Se questi esempi possono far apparire che tener conto delle prove spinga sempre gli economisti a sinistra, ciò è fuorviante. Nella media piò essere vero, soltanto perché il dibattito è stato dominato da una ortodossia orientata a destra, cosicché le nuove prove normalmente ci spingono a sinistra. Ma non è difficile trovare esempi opposti.
Ad esempio, a molti piacerebbe credere che l’assistenza sanitaria universalistica consente di risparmiare soldi, perché le persone hanno maggiore assistenza preventiva e minori ragioni di essere curate in emergenza. Sfortunatamente, non sembra che questo sia vero: una migliore copertura comporta che le persone abbiano maggiore assistenza sanitaria, e questo costa denaro.
Il che non significa che non dovremmo garantire la assistenza sanitaria per tutti! Perché le prove non possono dirci quali dovrebbero essere le nostre politiche – ovvero, alla fine le decisioni politiche debbono riflettere i valori come la scienza.
Ma le prove possono aiutarci a fare politica. E io, per mio conto, sono eccitato perché 23 ore e mezza dopo questa newsletter avremo una amministrazione che lo capisce.

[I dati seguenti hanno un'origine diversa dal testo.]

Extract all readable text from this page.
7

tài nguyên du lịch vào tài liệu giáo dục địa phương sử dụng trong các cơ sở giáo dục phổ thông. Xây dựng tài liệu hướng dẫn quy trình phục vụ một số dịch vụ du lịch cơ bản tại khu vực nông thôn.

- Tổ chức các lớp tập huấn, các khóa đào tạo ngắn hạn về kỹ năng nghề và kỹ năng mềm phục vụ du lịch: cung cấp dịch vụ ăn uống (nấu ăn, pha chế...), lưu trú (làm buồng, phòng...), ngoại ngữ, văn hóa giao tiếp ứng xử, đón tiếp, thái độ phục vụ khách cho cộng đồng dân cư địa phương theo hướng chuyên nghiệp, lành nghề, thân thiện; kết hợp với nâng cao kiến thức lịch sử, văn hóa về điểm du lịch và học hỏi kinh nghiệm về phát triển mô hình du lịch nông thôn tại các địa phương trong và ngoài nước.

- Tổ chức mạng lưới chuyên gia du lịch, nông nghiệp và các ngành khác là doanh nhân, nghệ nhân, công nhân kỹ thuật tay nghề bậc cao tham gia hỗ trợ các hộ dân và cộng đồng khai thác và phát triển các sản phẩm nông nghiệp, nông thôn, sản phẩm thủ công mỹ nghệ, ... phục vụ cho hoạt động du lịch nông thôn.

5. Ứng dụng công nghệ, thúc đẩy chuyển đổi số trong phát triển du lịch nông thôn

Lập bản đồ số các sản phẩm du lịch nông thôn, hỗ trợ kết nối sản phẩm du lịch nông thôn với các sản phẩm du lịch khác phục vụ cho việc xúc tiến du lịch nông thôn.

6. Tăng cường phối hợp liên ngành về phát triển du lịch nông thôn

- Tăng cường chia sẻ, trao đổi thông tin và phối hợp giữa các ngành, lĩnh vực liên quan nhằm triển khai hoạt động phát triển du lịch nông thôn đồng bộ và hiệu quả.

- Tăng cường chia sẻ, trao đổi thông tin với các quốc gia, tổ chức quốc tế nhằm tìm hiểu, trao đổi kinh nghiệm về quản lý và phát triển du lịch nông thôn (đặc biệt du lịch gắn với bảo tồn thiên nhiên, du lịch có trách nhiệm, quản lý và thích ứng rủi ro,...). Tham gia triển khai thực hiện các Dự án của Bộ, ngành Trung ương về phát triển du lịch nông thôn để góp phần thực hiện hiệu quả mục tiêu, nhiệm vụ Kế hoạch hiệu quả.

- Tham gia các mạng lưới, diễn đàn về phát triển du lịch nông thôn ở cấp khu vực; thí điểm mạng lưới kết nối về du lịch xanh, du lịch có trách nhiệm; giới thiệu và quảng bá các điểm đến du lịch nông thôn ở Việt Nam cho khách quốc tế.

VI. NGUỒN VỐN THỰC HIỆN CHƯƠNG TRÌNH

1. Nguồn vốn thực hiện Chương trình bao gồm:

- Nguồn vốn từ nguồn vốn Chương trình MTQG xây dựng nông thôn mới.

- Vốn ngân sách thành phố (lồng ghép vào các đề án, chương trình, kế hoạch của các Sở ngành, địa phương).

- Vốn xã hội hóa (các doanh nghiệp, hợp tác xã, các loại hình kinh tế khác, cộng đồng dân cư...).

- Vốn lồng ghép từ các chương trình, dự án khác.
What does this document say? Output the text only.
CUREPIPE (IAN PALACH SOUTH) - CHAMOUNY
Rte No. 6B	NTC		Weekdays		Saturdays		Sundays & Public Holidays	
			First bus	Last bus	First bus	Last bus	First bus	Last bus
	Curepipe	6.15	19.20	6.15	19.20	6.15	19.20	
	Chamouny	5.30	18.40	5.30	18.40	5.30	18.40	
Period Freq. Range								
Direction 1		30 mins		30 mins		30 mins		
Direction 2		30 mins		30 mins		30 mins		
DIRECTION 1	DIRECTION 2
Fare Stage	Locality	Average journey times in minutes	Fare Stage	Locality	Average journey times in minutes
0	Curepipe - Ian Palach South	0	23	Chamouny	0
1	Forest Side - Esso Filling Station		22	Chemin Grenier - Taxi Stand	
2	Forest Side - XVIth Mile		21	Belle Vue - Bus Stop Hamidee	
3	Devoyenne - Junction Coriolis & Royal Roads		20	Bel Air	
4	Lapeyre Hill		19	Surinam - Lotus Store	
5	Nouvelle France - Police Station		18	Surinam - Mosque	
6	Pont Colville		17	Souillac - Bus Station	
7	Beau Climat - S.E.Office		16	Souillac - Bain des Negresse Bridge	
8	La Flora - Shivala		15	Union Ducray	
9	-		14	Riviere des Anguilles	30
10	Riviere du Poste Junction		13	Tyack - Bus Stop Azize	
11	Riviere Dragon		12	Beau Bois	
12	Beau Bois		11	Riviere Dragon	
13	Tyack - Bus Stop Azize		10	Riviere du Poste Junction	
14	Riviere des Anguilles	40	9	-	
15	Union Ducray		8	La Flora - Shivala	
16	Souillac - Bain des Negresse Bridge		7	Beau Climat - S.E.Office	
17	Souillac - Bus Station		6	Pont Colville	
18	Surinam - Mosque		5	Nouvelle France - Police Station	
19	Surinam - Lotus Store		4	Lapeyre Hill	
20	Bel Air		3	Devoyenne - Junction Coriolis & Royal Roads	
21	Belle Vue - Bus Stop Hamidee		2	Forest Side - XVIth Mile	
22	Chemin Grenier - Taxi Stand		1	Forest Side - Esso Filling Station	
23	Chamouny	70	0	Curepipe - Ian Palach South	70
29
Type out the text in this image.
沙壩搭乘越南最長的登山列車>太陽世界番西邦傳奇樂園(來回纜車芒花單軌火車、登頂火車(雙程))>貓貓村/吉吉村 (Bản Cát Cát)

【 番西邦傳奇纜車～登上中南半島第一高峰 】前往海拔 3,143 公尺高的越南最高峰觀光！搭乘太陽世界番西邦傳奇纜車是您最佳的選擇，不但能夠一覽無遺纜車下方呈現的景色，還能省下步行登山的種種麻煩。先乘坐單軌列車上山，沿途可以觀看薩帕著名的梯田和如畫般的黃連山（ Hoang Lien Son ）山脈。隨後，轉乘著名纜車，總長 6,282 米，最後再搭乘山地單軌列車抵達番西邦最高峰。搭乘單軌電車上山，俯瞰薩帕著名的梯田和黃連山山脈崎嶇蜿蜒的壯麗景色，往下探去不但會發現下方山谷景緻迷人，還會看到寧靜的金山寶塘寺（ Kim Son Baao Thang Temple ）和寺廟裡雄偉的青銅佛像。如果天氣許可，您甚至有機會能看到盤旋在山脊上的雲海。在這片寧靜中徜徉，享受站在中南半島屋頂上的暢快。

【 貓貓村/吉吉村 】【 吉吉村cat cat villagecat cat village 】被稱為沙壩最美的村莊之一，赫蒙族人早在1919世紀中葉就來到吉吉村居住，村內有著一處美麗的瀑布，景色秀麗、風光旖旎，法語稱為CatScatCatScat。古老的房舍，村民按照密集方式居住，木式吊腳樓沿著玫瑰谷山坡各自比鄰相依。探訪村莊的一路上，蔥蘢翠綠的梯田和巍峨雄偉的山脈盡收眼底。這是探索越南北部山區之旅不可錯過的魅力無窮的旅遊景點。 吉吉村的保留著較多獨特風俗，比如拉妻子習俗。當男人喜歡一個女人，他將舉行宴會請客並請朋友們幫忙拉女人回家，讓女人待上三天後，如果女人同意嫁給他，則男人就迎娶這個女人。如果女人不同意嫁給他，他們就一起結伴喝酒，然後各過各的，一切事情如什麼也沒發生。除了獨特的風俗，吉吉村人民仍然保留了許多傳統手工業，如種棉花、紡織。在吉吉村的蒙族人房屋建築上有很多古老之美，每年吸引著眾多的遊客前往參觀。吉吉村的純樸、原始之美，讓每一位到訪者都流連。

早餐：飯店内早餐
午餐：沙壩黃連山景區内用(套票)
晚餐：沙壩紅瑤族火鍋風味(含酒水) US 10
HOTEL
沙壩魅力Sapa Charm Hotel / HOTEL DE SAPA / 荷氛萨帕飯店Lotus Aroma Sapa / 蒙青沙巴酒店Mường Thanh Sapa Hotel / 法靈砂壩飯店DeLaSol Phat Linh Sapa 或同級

[1] La valutazione tra pari (detta anche revisione tra pari o revisione paritaria e meglio nota con il termine inglese peer review) indica nel mondo della ricerca e dell’università, la valutazione critica che un lavoro o una pubblicazione riceve, spesso su richiesta di un’autorità centrale, da parte di specialisti aventi competenze analoghe a quelle di chi ha prodotto l’opera. Wikipedia.